J’ai été fasciné par l’Assemblée des Grecs dès que j’en ai entendu parler. Je voulais comprendre comment cette secte avait pu convaincre ses milliers de disciples qu’elle était capable de débourser des milliards d’euros sans rien demander en retour. Mais surtout, je voulais savoir si cet argent existait vraiment. Si oui, d’où venait-il ? Si non, comment l’Assemblée sauvait-elle les apparences ? J’ai donc décidé de devenir membre de l’Assemblée des Grecs. Je me suis rendu dans ses bureaux environ trois fois par semaine pendant deux mois – de novembre 2016 à janvier 2017.
Nous sommes désormais fin novembre, et après avoir assisté à plusieurs débats et discussions au QG – où le code vestimentaire impose le bleu et blanc, les couleurs du drapeau national – je vais enfin devenir un membre à part entière et prêter le « Serment du Guerrier » devant les dirigeants de la secte.

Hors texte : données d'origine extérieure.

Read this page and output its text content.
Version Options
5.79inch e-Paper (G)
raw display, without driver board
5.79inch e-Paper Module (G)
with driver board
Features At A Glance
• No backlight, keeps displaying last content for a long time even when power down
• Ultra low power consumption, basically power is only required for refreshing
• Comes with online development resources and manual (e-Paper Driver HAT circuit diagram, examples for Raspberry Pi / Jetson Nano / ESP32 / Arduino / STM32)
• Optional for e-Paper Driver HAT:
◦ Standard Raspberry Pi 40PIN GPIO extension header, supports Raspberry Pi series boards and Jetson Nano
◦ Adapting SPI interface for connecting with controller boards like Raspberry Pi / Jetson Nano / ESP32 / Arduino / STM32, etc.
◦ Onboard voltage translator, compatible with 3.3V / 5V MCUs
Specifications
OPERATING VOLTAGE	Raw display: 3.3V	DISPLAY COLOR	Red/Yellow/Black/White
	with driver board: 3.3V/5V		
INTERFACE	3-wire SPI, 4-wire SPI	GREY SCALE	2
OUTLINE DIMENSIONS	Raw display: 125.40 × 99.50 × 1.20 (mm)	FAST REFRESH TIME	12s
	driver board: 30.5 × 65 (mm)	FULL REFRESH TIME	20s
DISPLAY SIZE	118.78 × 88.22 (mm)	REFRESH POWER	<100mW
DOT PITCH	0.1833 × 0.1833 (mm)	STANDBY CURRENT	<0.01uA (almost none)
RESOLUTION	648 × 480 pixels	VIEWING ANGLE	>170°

En arrivant, je croise certains adeptes rencontrés lors de mes précédentes visites. Antigone, la sexagénaire qui dirige le « groupe » au sein duquel je dois prêter serment, regarde une vidéo sur l’écran poussiéreux de son vieil ordinateur. D’autres membres discutent pendant qu’une jeune femme – que je vois pour la première et dernière fois de ma vie – lit un fascicule qui énumère les fondements de l’Assemblée dans une police d’écriture qui se veut ancienne.
Je salue tout le monde. J’ai pu comprendre au fil de mes discussions avec les différents membres qu’ils étaient tous là pour l’une ou plusieurs des raisons suivantes : la nostalgie patriotique, l’intérêt pour le complotisme, et/ou leur accointance avec l’extrême droite. « Il faut qu’on se venge de l’Union européenne comme Alexandre le Grand s’est vengé des Perses », m’a un jour déclaré l’un des membres. Pour Artemis Sorras, les Grecs sont les seuls vrais êtres humains sur Terre car le reste du monde est composé d’extraterrestres présents sur la planète pour détruire le peuple grec. D’autres adhérents, proches de l’extrême droite, ont quitté le parti néonazi « Aube Dorée » car ce dernier allait un poil trop loin à leurs yeux. Dans l’ensemble, je peux affirmer sans me tromper que les membres de l’Assemblée ne sont pas le genre de personnes avec qui je traîne d’habitude.
Mais désormais, je suis l’un d’entre eux, et c’est l’heure de mon rite d’initiation. « Redresse-toi. Tiens-toi droit. » Antigone me donne des ordres avant le début du rituel, me montrant l’endroit exact où je dois me tenir. « Tu ne peux pas bouger pendant la lecture. J’espère que tu as éteint ton portable. » Elle attrape ma main. « Répète chaque phrase que je lis à voix haute. Tu dois te concentrer. Si tu fais une erreur, il faudra tout recommencer depuis le début. » Je me tiens droit comme un I. Je ne veux vraiment pas la décevoir.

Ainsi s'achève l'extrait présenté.